Operationally, carriers like EMPLOYERS will still be required to negotiate, Ozuna said, adding, “but going forward we’ll see many liens fall out of the system.” She added, “We’re seeing many, many dismissals of liens out of the system.” The dismissals are having a direct impact on EMPLOYERS by reducing the cost of defense of these liens, however some people are still poking at the loopholes in the lien filing process, she said. Instead of liens, many copy services and interpreting agencies with charges they want paid have acted to avoid the fees by instead filing petitions for costs. “Their argument is they are not medical providers and are not trying to provide claim for cost in the form of a lien,” Ozuna said. “This is their effort to sort of get outside of that.”

As far as liens go, Estelle Freeman, claims supervisor for Carl Warren and Co. in Tustin, Calif. said, while the organization has not felt the full impact of the new law, she’s noticed some changes. “I have noticed a lot more lien claimants trying to aggressively settle their liens before the case goes to a hearing to avoid paying the lien filing and/or lien activation fee,” Freeman said.

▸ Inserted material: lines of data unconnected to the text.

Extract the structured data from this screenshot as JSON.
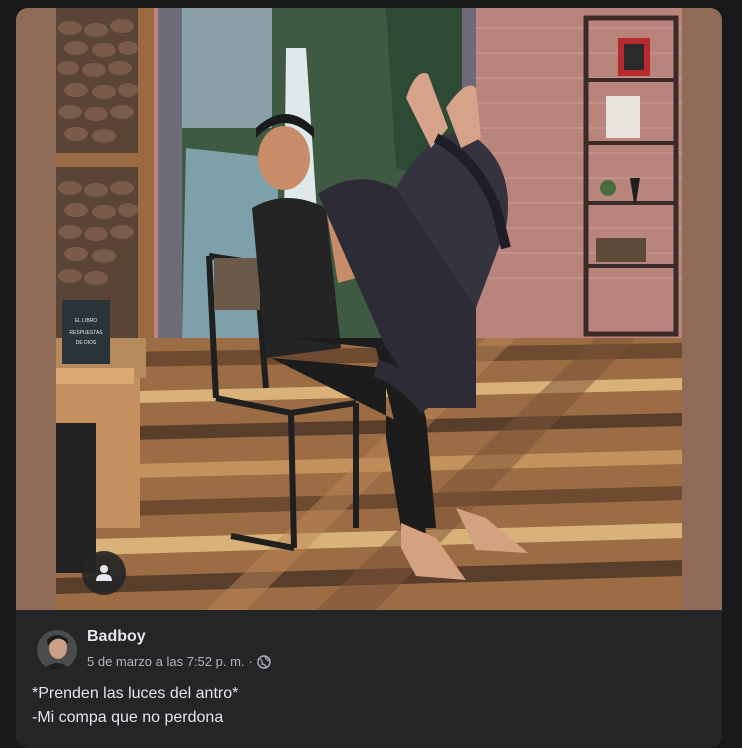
{
  "post": {
    "author": "Badboy",
    "timestamp": "5 de marzo a las 7:52 p. m.",
    "separator": "·",
    "privacy_icon": "globe-icon",
    "caption_lines": [
      "*Prenden las luces del antro*",
      "-Mi compa que no perdona"
    ]
  },
  "photo_overlay": {
    "badge_icon": "person-icon"
  },
  "book_cover": {
    "line1": "EL LIBRO",
    "line2": "RESPUESTAS",
    "line3": "DE DIOS"
  },
  "colors": {
    "card_bg": "#242526",
    "page_bg": "#18191a",
    "primary_text": "#e4e6eb",
    "secondary_text": "#b0b3b8",
    "frame_bg": "#8f6b58"
  }
}
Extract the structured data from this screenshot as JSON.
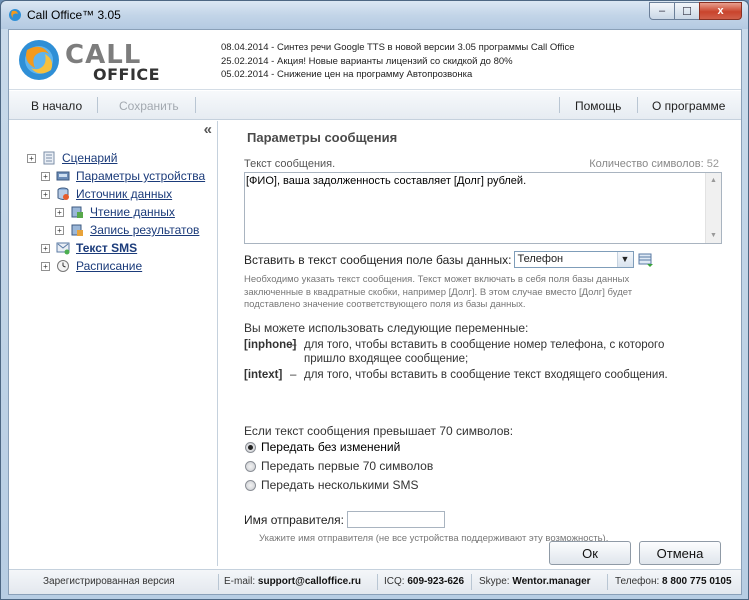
{
  "window": {
    "title": "Call Office™ 3.05",
    "min_label": "‒",
    "max_label": "☐",
    "close_label": "x"
  },
  "logo": {
    "line1": "CALL",
    "line2": "OFFICE"
  },
  "news": [
    "08.04.2014 - Синтез речи Google TTS в новой версии 3.05 программы Call Office",
    "25.02.2014 - Акция! Новые варианты лицензий со скидкой до 80%",
    "05.02.2014 - Снижение цен на программу Автопрозвонка"
  ],
  "toolbar": {
    "home": "В начало",
    "save": "Сохранить",
    "help": "Помощь",
    "about": "О программе"
  },
  "sidebar": {
    "collapse": "«",
    "items": [
      {
        "label": "Сценарий"
      },
      {
        "label": "Параметры устройства"
      },
      {
        "label": "Источник данных"
      },
      {
        "label": "Чтение данных"
      },
      {
        "label": "Запись результатов"
      },
      {
        "label": "Текст SMS"
      },
      {
        "label": "Расписание"
      }
    ]
  },
  "main": {
    "title": "Параметры сообщения",
    "message_label": "Текст сообщения.",
    "count_label": "Количество символов:",
    "count_value": "52",
    "message_text": "[ФИО], ваша задолженность составляет [Долг] рублей.",
    "insert_label": "Вставить в текст сообщения поле базы данных:",
    "insert_value": "Телефон",
    "help1": "Необходимо указать текст сообщения. Текст может включать в себя поля базы данных заключенные в квадратные скобки, например [Долг]. В этом случае вместо [Долг] будет подставлено значение соответствующего поля из базы данных.",
    "vars_title": "Вы можете использовать следующие переменные:",
    "vars": [
      {
        "key": "[inphone]",
        "dash": "–",
        "text": "для того, чтобы вставить в сообщение номер телефона, с которого пришло входящее сообщение;"
      },
      {
        "key": "[intext]",
        "dash": "–",
        "text": "для того, чтобы вставить в сообщение текст входящего сообщения."
      }
    ],
    "exceed_label": "Если текст сообщения превышает 70 символов:",
    "options": [
      {
        "label": "Передать без изменений",
        "selected": true
      },
      {
        "label": "Передать первые 70 символов",
        "selected": false
      },
      {
        "label": "Передать несколькими SMS",
        "selected": false
      }
    ],
    "sender_label": "Имя отправителя:",
    "sender_value": "",
    "help2": "Укажите имя отправителя (не все устройства поддерживают эту возможность)."
  },
  "buttons": {
    "ok": "Ок",
    "cancel": "Отмена"
  },
  "status": {
    "registered": "Зарегистрированная версия",
    "email_label": "E-mail:",
    "email": "support@calloffice.ru",
    "icq_label": "ICQ:",
    "icq": "609-923-626",
    "skype_label": "Skype:",
    "skype": "Wentor.manager",
    "phone_label": "Телефон:",
    "phone": "8 800 775 0105"
  },
  "colors": {
    "link": "#1b3b7a",
    "accent_orange": "#f39a1d",
    "accent_blue": "#2f8fd6"
  }
}
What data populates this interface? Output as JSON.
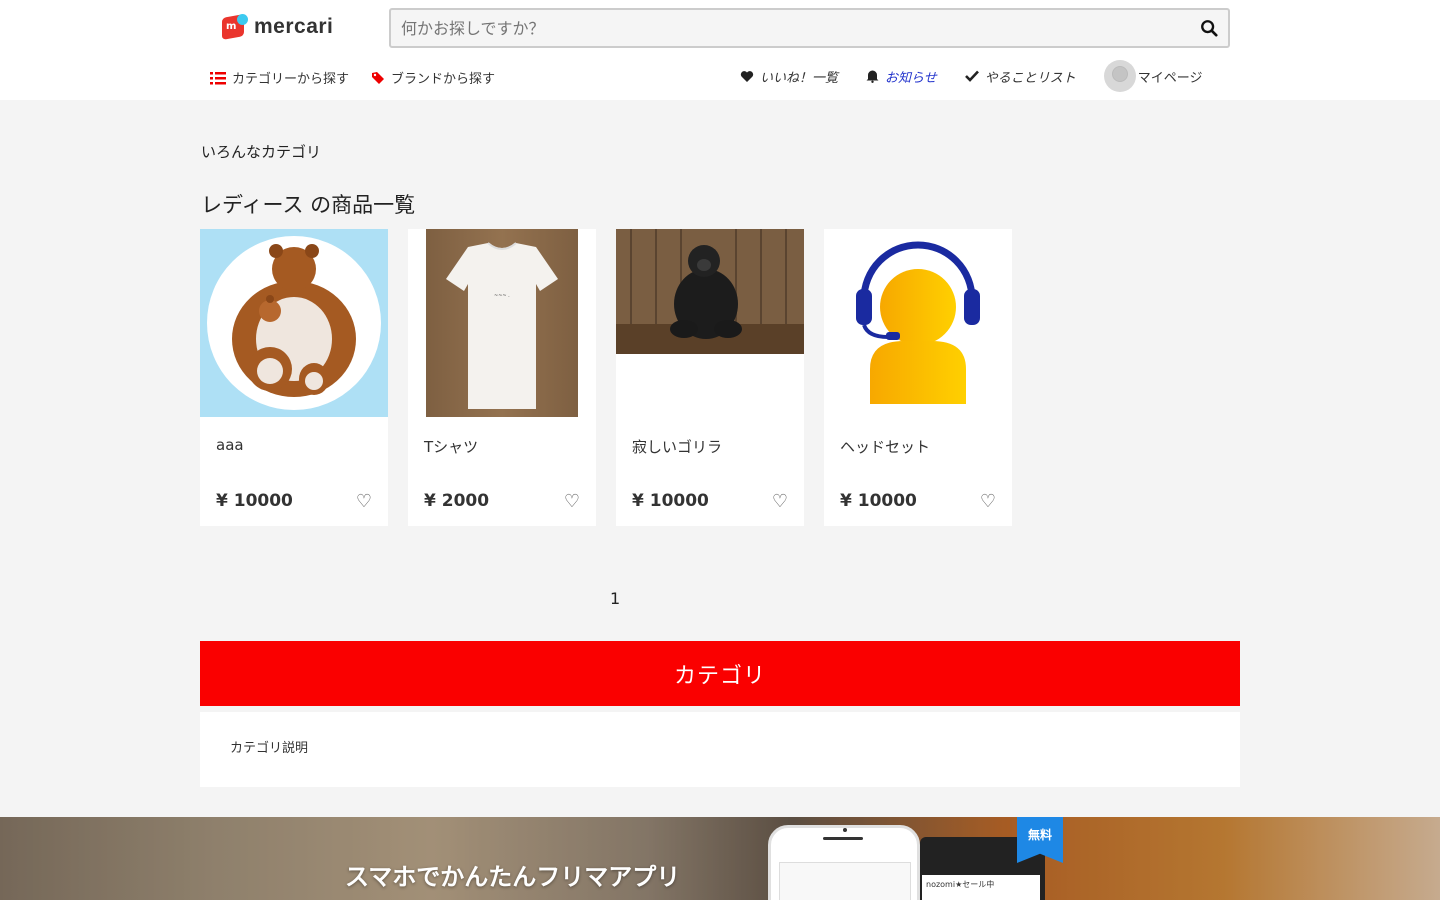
{
  "header": {
    "logo_text": "mercari",
    "logo_mark": "m",
    "search_placeholder": "何かお探しですか？",
    "nav_left": [
      {
        "label": "カテゴリーから探す",
        "icon": "list-icon"
      },
      {
        "label": "ブランドから探す",
        "icon": "tag-icon"
      }
    ],
    "nav_right": {
      "likes": "いいね！一覧",
      "notices": "お知らせ",
      "todo": "やることリスト",
      "mypage": "マイページ"
    }
  },
  "breadcrumb": "いろんなカテゴリ",
  "page_title": "レディース の商品一覧",
  "items": [
    {
      "name": "aaa",
      "price": "¥ 10000",
      "image": "bear-plush"
    },
    {
      "name": "Tシャツ",
      "price": "¥ 2000",
      "image": "white-tshirt"
    },
    {
      "name": "寂しいゴリラ",
      "price": "¥ 10000",
      "image": "gorilla"
    },
    {
      "name": "ヘッドセット",
      "price": "¥ 10000",
      "image": "headset-person"
    }
  ],
  "heart_glyph": "♡",
  "pagination": {
    "current": "1"
  },
  "category_section": {
    "title": "カテゴリ",
    "description": "カテゴリ説明"
  },
  "banner": {
    "headline": "スマホでかんたんフリマアプリ",
    "badge": "無料",
    "tablet_text": "nozomi★セール中"
  },
  "colors": {
    "accent_red": "#fa0000",
    "notice_blue": "#2233cc",
    "badge_blue": "#1e88e5"
  }
}
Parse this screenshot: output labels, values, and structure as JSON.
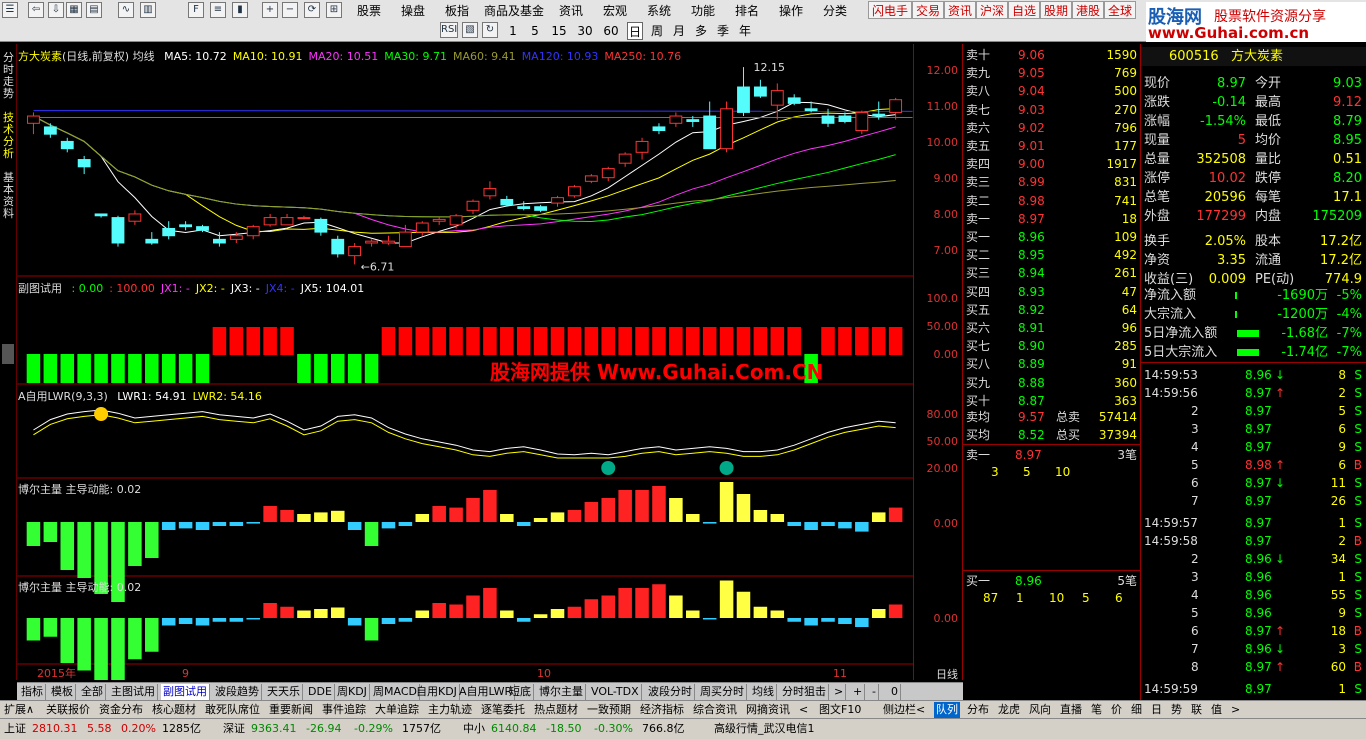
{
  "menu": [
    "股票",
    "操盘",
    "板指",
    "商品及基金",
    "资讯",
    "宏观",
    "系统",
    "功能",
    "排名",
    "操作",
    "分类"
  ],
  "quick": [
    "闪电手",
    "交易",
    "资讯",
    "沪深",
    "自选",
    "股期",
    "港股",
    "全球"
  ],
  "periods": [
    "1",
    "5",
    "15",
    "30",
    "60",
    "日",
    "周",
    "月",
    "多",
    "季",
    "年"
  ],
  "tools": [
    "RSI"
  ],
  "logo": {
    "l1": "股海网",
    "l2": "股票软件资源分享",
    "l3": "www.Guhai.com.cn"
  },
  "left_tabs": [
    "分时走势",
    "技术分析",
    "基本资料"
  ],
  "main_title": {
    "name": "方大炭素",
    "mode": "(日线,前复权)",
    "ind": "均线",
    "ma": [
      {
        "t": "MA5: 10.72",
        "c": "#ffffff"
      },
      {
        "t": "MA10: 10.91",
        "c": "#ffff00"
      },
      {
        "t": "MA20: 10.51",
        "c": "#ff33ff"
      },
      {
        "t": "MA30: 9.71",
        "c": "#00ff00"
      },
      {
        "t": "MA60: 9.41",
        "c": "#999933"
      },
      {
        "t": "MA120: 10.93",
        "c": "#3333ff"
      },
      {
        "t": "MA250: 10.76",
        "c": "#ff3333"
      }
    ],
    "high_label": "12.15",
    "low_label": "6.71"
  },
  "axis_main": [
    "12.00",
    "11.00",
    "10.00",
    "9.00",
    "8.00",
    "7.00"
  ],
  "pane2": {
    "title": "副图试用",
    "vals": [
      {
        "t": ": 0.00",
        "c": "#00ff00"
      },
      {
        "t": ": 100.00",
        "c": "#ff3333"
      },
      {
        "t": "JX1: -",
        "c": "#ff33ff"
      },
      {
        "t": "JX2: -",
        "c": "#ffff00"
      },
      {
        "t": "JX3: -",
        "c": "#ffffff"
      },
      {
        "t": "JX4: -",
        "c": "#3333ff"
      },
      {
        "t": "JX5: 104.01",
        "c": "#ffffff"
      }
    ],
    "axis": [
      "100.0",
      "50.00",
      "0.00"
    ]
  },
  "watermark": "股海网提供 Www.Guhai.Com.CN",
  "pane3": {
    "title": "A自用LWR(9,3,3)",
    "vals": [
      {
        "t": "LWR1: 54.91",
        "c": "#ffffff"
      },
      {
        "t": "LWR2: 54.16",
        "c": "#ffff00"
      }
    ],
    "axis": [
      "80.00",
      "50.00",
      "20.00"
    ]
  },
  "pane4": {
    "title": "博尔主量",
    "sub": "主导动能: 0.02",
    "axis": [
      "0.00"
    ]
  },
  "pane5": {
    "title": "博尔主量",
    "sub": "主导动能: 0.02",
    "axis": [
      "0.00"
    ]
  },
  "date_axis": [
    "2015年",
    "9",
    "10",
    "11"
  ],
  "period_label": "日线",
  "chart_data": {
    "type": "candlestick",
    "candles": [
      [
        10.6,
        10.9,
        10.3,
        10.8
      ],
      [
        10.5,
        10.6,
        10.2,
        10.3
      ],
      [
        10.1,
        10.2,
        9.8,
        9.9
      ],
      [
        9.6,
        9.7,
        9.2,
        9.4
      ],
      [
        8.1,
        8.1,
        8.0,
        8.05
      ],
      [
        8.0,
        8.05,
        7.2,
        7.3
      ],
      [
        7.9,
        8.2,
        7.8,
        8.1
      ],
      [
        7.4,
        7.6,
        7.25,
        7.3
      ],
      [
        7.7,
        7.9,
        7.4,
        7.5
      ],
      [
        7.8,
        7.9,
        7.65,
        7.75
      ],
      [
        7.75,
        7.8,
        7.6,
        7.65
      ],
      [
        7.4,
        7.6,
        7.2,
        7.3
      ],
      [
        7.4,
        7.6,
        7.3,
        7.5
      ],
      [
        7.5,
        7.8,
        7.4,
        7.75
      ],
      [
        7.8,
        8.1,
        7.75,
        8.0
      ],
      [
        7.8,
        8.1,
        7.8,
        8.0
      ],
      [
        8.0,
        8.05,
        7.95,
        8.0
      ],
      [
        7.95,
        8.0,
        7.5,
        7.6
      ],
      [
        7.4,
        7.5,
        6.9,
        7.0
      ],
      [
        6.95,
        7.3,
        6.71,
        7.2
      ],
      [
        7.3,
        7.4,
        7.2,
        7.35
      ],
      [
        7.3,
        7.5,
        7.25,
        7.35
      ],
      [
        7.2,
        7.8,
        7.2,
        7.6
      ],
      [
        7.6,
        7.9,
        7.5,
        7.85
      ],
      [
        7.9,
        8.0,
        7.8,
        7.95
      ],
      [
        7.8,
        8.1,
        7.7,
        8.05
      ],
      [
        8.2,
        8.5,
        8.1,
        8.45
      ],
      [
        8.6,
        9.0,
        8.5,
        8.8
      ],
      [
        8.5,
        8.6,
        8.3,
        8.35
      ],
      [
        8.3,
        8.45,
        8.2,
        8.25
      ],
      [
        8.3,
        8.35,
        8.15,
        8.2
      ],
      [
        8.4,
        8.6,
        8.3,
        8.55
      ],
      [
        8.6,
        8.9,
        8.55,
        8.85
      ],
      [
        9.0,
        9.2,
        8.95,
        9.15
      ],
      [
        9.1,
        9.4,
        9.0,
        9.35
      ],
      [
        9.5,
        9.8,
        9.4,
        9.75
      ],
      [
        9.8,
        10.2,
        9.6,
        10.1
      ],
      [
        10.5,
        10.6,
        10.3,
        10.4
      ],
      [
        10.6,
        10.9,
        10.5,
        10.8
      ],
      [
        10.7,
        10.8,
        10.5,
        10.65
      ],
      [
        10.8,
        11.2,
        9.9,
        9.9
      ],
      [
        9.9,
        11.2,
        9.8,
        11.0
      ],
      [
        11.6,
        12.15,
        10.8,
        10.9
      ],
      [
        11.6,
        11.8,
        11.3,
        11.35
      ],
      [
        11.1,
        11.7,
        10.7,
        11.5
      ],
      [
        11.3,
        11.4,
        11.1,
        11.15
      ],
      [
        11.0,
        11.2,
        10.9,
        10.95
      ],
      [
        10.8,
        11.0,
        10.5,
        10.6
      ],
      [
        10.8,
        10.9,
        10.6,
        10.65
      ],
      [
        10.4,
        10.95,
        10.3,
        10.9
      ],
      [
        10.85,
        11.2,
        10.7,
        10.8
      ],
      [
        10.9,
        11.3,
        10.7,
        11.25
      ]
    ],
    "ylim": [
      6.5,
      12.4
    ]
  }
}
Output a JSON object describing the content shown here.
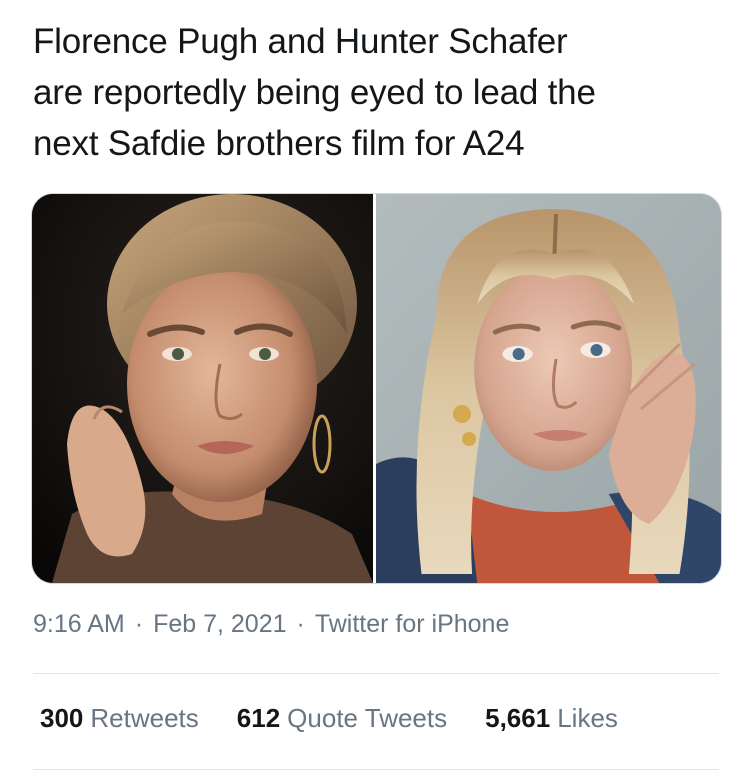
{
  "tweet": {
    "text": "Florence Pugh and Hunter Schafer\nare reportedly being eyed to lead the\nnext Safdie brothers film for A24",
    "time": "9:16 AM",
    "separator": "·",
    "date": "Feb 7, 2021",
    "source": "Twitter for iPhone"
  },
  "stats": {
    "retweets_count": "300",
    "retweets_label": "Retweets",
    "quotes_count": "612",
    "quotes_label": "Quote Tweets",
    "likes_count": "5,661",
    "likes_label": "Likes"
  },
  "media": {
    "photo_left": "portrait-photo",
    "photo_right": "portrait-photo"
  },
  "colors": {
    "text": "#14171a",
    "secondary_text": "#687684",
    "divider": "#e1e8ed",
    "media_border": "#cfd9de"
  }
}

In fact, it appears that in 2012 in anticipation of the lien fees taking affect several lien filers got aggressive and made their claims as soon as possible, according to WCIRB’s Actuarial Committee. According to the committee, there was a sharp increase in lien filings in the fourth quarter of 2012 in anticipation of new lien filing and activation fees as part of SB 863. Citing Department of Workers’ Compensation data, WCIRB notes that nearly 1.2 million liens were filed in 2012 compared with less than 500,000 in 2011.

The lawmaker who originally introduced the lien filing fees before they were integrated into the workers’ comp reform bill was state Sen. Ted Lieu, D-Torrance, who had intended the bill to eliminate some of these loopholes that allow people to game the system. However, there was one thing he didn’t intend, and that was to make the fees retroactive. To fix that Lieu has authored cleanup legislation, Senate Bill 258, which clarifies that liens assigned prior to Jan. 1, 2013 can still be pursued even if the medical provider is still in business. “To do otherwise would probably be unconstitutional,” said Ray Sotero, a spokesman for Lieu.